After we made it through just a few bars of one our songs, we heard the click in the headsets. It was Mitch again.
“Hey, George and Sherry,” he said enthusiastically, “How’s the balance? You guys comfortable?”
We didn’t know he even knew our names based on the initial reception. Now we were best friends? Mitch chatted some more pleasantries and told his assistants to drop what they were doing to help us get things adjusted just right.
We are used to this reaction. Based on first impressions of us, people are skeptical we’re going to have any talent. And then we play. We may be not be earning a living making music, but we approach it professionally. So for the people who make snap judgments and lower their expectations just based on a glance, they seem to walk away impressed.

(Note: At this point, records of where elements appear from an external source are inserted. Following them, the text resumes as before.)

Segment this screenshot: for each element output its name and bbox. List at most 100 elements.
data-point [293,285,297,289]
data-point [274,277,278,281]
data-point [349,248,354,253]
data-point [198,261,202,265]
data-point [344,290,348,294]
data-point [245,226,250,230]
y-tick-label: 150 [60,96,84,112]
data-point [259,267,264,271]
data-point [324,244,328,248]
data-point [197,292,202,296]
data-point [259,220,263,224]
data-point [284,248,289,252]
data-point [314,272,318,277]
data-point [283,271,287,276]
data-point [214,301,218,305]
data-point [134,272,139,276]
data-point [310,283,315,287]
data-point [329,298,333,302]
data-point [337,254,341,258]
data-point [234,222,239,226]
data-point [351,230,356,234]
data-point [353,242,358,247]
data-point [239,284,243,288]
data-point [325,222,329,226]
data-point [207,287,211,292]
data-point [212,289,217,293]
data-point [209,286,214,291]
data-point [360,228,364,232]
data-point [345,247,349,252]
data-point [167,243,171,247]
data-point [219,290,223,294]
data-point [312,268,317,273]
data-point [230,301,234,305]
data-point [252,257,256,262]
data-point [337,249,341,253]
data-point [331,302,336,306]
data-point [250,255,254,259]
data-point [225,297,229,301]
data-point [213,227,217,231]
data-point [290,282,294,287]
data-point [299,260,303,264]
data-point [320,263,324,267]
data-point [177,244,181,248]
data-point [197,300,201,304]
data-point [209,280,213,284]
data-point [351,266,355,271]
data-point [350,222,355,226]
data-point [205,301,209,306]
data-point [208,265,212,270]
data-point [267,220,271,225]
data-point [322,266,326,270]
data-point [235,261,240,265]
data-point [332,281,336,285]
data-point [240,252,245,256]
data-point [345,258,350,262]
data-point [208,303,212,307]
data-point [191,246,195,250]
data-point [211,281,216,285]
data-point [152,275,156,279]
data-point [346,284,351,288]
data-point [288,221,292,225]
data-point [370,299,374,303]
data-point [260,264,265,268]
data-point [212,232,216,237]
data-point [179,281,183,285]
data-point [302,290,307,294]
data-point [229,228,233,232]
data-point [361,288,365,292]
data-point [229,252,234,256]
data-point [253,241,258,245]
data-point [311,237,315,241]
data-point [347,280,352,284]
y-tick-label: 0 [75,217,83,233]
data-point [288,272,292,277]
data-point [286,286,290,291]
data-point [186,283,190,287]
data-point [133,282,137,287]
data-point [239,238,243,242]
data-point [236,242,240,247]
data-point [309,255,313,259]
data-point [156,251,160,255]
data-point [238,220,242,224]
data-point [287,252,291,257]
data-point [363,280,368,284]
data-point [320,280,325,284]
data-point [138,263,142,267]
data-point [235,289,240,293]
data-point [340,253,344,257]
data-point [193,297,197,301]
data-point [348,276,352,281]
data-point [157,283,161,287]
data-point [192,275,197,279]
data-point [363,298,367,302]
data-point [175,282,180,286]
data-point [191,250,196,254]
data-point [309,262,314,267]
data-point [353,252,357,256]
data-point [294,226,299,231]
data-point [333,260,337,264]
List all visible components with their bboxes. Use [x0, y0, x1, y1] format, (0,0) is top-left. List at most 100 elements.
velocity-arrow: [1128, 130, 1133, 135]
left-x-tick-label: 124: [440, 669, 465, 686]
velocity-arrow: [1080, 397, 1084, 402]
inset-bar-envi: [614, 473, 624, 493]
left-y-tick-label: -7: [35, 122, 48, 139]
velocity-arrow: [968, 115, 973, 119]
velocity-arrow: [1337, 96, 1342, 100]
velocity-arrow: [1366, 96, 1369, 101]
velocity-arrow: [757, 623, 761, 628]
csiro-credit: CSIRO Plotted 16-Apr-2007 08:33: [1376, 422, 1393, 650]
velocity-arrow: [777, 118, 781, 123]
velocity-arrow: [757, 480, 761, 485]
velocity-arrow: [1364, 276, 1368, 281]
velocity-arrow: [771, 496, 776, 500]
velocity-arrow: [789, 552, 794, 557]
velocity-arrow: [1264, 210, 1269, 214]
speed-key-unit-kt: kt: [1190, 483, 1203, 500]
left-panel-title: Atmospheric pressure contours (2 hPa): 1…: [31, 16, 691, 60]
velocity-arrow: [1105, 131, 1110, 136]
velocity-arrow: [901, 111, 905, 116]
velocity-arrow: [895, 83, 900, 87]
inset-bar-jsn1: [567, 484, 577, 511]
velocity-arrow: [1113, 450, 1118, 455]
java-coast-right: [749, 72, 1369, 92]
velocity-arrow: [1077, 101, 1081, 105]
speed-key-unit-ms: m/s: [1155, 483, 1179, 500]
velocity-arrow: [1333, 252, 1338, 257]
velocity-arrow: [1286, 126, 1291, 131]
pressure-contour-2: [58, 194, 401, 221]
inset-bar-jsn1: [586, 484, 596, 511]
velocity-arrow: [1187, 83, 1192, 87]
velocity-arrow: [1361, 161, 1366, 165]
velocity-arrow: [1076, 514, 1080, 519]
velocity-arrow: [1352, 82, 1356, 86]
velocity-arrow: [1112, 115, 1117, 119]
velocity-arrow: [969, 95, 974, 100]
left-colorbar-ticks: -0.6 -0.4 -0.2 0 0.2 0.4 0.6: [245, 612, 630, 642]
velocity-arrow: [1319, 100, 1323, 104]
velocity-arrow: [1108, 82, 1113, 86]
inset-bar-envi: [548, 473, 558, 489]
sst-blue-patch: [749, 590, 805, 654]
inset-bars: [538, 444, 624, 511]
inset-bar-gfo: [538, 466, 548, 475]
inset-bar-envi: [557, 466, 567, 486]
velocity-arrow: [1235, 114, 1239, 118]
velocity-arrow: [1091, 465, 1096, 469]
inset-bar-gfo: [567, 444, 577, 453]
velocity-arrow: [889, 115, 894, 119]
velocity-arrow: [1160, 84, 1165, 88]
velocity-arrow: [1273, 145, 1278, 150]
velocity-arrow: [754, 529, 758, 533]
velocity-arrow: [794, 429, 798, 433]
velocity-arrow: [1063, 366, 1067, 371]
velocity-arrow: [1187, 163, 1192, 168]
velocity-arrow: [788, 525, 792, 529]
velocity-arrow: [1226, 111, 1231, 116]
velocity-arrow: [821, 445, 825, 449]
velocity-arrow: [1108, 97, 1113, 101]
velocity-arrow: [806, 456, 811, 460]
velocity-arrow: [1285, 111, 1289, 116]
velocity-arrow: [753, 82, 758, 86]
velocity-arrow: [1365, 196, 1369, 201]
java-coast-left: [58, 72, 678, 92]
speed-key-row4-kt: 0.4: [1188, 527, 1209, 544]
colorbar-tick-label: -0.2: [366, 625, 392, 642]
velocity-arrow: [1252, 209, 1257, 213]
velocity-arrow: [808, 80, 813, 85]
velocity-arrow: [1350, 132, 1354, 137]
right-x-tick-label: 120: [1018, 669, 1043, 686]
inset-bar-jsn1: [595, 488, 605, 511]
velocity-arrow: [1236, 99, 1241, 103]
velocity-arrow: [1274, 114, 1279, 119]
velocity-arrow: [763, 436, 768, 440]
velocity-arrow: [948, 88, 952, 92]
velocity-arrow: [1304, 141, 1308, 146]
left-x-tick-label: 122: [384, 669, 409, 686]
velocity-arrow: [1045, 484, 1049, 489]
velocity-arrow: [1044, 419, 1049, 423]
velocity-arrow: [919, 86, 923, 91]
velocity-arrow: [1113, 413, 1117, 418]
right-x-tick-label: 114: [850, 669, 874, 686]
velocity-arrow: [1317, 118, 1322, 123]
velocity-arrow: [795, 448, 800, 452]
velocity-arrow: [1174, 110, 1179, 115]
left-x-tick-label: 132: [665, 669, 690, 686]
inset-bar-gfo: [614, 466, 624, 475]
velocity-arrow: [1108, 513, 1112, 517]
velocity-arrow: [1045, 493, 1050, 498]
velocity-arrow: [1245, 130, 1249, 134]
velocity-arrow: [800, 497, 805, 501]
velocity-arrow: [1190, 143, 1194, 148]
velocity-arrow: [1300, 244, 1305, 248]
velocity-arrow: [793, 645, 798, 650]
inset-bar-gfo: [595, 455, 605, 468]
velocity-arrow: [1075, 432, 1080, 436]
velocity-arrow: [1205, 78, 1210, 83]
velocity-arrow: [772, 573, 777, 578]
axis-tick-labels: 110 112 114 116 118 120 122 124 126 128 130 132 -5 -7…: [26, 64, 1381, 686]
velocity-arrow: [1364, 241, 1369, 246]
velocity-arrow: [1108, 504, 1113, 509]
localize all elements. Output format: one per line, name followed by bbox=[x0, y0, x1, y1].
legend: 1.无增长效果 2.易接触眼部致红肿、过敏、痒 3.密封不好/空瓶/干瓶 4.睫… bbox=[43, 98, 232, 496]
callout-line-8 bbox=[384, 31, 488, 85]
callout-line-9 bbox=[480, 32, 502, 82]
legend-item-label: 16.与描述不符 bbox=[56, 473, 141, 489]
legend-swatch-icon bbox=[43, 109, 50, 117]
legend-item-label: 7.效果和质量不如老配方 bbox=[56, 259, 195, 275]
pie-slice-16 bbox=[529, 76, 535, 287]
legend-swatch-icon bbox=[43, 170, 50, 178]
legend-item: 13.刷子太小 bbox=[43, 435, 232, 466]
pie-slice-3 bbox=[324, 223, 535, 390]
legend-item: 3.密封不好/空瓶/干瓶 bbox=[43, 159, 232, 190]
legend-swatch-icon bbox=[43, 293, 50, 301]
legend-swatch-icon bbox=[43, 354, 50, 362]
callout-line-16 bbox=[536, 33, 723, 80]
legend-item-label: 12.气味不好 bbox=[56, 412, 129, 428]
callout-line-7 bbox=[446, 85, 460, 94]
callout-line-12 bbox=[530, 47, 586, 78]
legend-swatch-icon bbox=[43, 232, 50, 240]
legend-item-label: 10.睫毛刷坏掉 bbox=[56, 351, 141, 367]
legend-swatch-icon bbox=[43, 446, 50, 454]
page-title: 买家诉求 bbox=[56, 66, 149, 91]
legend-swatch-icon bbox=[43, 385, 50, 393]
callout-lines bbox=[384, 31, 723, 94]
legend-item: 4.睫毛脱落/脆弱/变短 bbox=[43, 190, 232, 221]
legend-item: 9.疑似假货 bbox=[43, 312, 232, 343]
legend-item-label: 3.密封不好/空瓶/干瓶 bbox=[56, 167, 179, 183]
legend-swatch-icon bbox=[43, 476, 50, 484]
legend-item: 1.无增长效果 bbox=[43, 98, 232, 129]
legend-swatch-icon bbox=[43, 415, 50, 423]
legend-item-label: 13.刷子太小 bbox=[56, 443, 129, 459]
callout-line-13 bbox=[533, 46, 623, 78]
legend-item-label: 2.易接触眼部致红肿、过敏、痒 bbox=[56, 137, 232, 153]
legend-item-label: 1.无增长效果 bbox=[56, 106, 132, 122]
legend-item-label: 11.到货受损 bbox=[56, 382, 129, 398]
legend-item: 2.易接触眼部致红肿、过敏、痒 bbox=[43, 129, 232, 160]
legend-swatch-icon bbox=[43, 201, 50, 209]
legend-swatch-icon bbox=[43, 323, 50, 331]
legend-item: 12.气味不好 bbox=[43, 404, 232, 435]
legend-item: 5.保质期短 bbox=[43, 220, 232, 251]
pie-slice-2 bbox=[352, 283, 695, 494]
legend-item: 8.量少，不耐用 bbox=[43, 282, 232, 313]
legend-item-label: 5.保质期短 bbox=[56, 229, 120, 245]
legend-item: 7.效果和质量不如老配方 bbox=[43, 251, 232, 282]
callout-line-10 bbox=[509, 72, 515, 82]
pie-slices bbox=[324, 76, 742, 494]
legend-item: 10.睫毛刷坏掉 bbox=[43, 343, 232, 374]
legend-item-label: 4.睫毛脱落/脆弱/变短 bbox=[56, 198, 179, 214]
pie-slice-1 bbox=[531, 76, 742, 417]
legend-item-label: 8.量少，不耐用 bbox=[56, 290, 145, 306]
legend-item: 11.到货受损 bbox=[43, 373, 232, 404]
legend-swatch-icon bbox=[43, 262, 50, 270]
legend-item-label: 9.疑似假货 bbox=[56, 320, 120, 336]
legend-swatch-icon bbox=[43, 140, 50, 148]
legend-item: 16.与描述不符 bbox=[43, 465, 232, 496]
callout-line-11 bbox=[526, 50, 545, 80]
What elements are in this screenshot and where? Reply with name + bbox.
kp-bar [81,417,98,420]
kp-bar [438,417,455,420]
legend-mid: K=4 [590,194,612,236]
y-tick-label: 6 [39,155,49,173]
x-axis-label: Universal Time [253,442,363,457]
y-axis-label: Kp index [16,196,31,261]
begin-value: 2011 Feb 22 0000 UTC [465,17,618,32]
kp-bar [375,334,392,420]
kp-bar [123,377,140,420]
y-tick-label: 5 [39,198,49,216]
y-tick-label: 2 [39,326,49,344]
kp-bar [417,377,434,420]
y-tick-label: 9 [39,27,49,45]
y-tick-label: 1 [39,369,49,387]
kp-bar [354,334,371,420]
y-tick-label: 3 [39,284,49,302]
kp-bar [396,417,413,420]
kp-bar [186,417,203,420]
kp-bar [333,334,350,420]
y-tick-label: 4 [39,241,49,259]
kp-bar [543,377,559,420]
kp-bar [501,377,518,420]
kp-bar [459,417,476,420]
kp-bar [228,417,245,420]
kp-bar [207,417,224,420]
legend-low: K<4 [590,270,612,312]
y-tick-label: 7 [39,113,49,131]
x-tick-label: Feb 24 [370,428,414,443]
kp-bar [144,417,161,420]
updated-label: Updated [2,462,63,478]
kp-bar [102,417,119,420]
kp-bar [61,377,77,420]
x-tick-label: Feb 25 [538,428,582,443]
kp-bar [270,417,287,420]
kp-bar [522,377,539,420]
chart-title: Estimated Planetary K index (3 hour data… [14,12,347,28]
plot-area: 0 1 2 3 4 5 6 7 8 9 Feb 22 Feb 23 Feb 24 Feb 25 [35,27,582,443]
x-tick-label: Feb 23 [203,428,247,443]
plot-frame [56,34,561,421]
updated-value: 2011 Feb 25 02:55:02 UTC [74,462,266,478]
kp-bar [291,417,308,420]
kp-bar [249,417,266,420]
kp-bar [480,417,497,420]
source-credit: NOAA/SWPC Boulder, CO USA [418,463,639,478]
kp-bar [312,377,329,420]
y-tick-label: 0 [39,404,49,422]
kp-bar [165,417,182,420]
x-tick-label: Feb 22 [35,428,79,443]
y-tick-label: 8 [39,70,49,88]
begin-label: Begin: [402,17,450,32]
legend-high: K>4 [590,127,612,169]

It’s now happened more times than we can count (the latest incident was just last week at a songwriting competition).
At first this bothered us a bit. We weren't sure if it was a combination of agism (how old is that guy?) or sexism (she probably can’t play an instrument) or racism (do Asians even know jazz?).
Now, we embrace the opportunity to surprise and delight the skeptics.
We’re both introverts so we are not inclined to come into a room and shout for attention.
But we are far from shy. We know how to perform. We rehearse and polish our material. And we’re passionate and serious about what we do.
We walked out of the studio that day having recorded with some of the top sessions players in town. They seemed to enjoy our songs and working with us. “Y’all come back and see us some time,” one of them said.
As for ol’ Mitch, he left humming one of our tunes.